F2: Amex HoldCo. also entered into an exchange agreement dated May 27, 2022 (the "Exchange Agreement") with the Issuer, JerseyCo, Juweel Investors (SPC) Limited ("Juweel") and EG Corporate Travel Holdings LLC ("Expedia") giving it the right, on the terms and subject to the conditions of the Exchange Agreement, to exchange its B Ordinary Shares (with automatic cancellation of an equal number of shares of Class B Common Stock) for an equal number of shares of Class A Common Stock of the Issuer (the "Class A Common Stock") on a one-for-one basis, subject to customary adjustments for stock splits, stock dividends, reclassifications and other similar transactions or, in certain limited transactions, at the option of a committee of independent directors of the Issuer, for cash.

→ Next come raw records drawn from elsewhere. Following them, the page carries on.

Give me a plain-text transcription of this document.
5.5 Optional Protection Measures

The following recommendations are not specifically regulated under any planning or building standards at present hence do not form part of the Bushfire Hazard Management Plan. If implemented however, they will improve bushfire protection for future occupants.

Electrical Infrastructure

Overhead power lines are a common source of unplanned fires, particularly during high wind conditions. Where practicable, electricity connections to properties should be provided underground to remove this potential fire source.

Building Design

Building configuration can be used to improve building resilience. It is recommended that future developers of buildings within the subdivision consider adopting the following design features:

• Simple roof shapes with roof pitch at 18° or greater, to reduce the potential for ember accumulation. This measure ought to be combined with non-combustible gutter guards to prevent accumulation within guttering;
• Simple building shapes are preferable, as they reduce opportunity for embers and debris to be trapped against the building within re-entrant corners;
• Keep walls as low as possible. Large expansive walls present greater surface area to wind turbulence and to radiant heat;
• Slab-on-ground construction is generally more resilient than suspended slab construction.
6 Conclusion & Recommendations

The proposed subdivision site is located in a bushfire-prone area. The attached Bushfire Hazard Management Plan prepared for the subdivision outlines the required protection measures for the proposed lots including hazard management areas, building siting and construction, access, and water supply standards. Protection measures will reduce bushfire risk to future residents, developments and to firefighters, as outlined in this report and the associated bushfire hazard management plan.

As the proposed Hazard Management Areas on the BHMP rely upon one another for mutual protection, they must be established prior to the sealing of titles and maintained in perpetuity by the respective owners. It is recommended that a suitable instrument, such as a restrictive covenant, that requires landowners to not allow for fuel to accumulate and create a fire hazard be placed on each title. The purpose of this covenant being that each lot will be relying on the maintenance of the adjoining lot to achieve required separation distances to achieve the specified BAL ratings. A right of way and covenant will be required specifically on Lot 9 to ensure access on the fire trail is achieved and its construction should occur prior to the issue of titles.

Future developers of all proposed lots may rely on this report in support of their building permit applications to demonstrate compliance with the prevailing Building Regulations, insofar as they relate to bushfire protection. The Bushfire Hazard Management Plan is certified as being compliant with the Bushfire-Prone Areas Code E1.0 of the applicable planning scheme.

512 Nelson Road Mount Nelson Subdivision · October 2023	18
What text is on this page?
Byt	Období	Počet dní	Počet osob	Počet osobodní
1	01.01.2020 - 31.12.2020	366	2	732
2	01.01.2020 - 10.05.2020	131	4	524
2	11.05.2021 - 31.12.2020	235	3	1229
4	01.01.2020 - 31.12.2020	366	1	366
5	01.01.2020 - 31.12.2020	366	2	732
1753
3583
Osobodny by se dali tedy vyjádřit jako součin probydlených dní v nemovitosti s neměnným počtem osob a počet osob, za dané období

F3: Pursuant to the Business Combination Agreement, if at any time during the five years following the Closing Date, the dollar volume-weighted average price of the Class A Common Stock is, for any 20 trading days within a period of 30 consecutive trading days, greater than or equal to (i) $12.50, then one-half of the number of C Ordinary Shares of JerseyCo (the "C Ordinary Shares") held by Amex HoldCo. shall automatically and without further action on the part of any person be converted and re-designated into an equal number of B Ordinary Shares; or (ii) $15.00, then the remaining C Ordinary Shares held by Amex HoldCo. shall automatically and without further action on the part of any person be converted and re-designated into an equal number of B Ordinary Shares.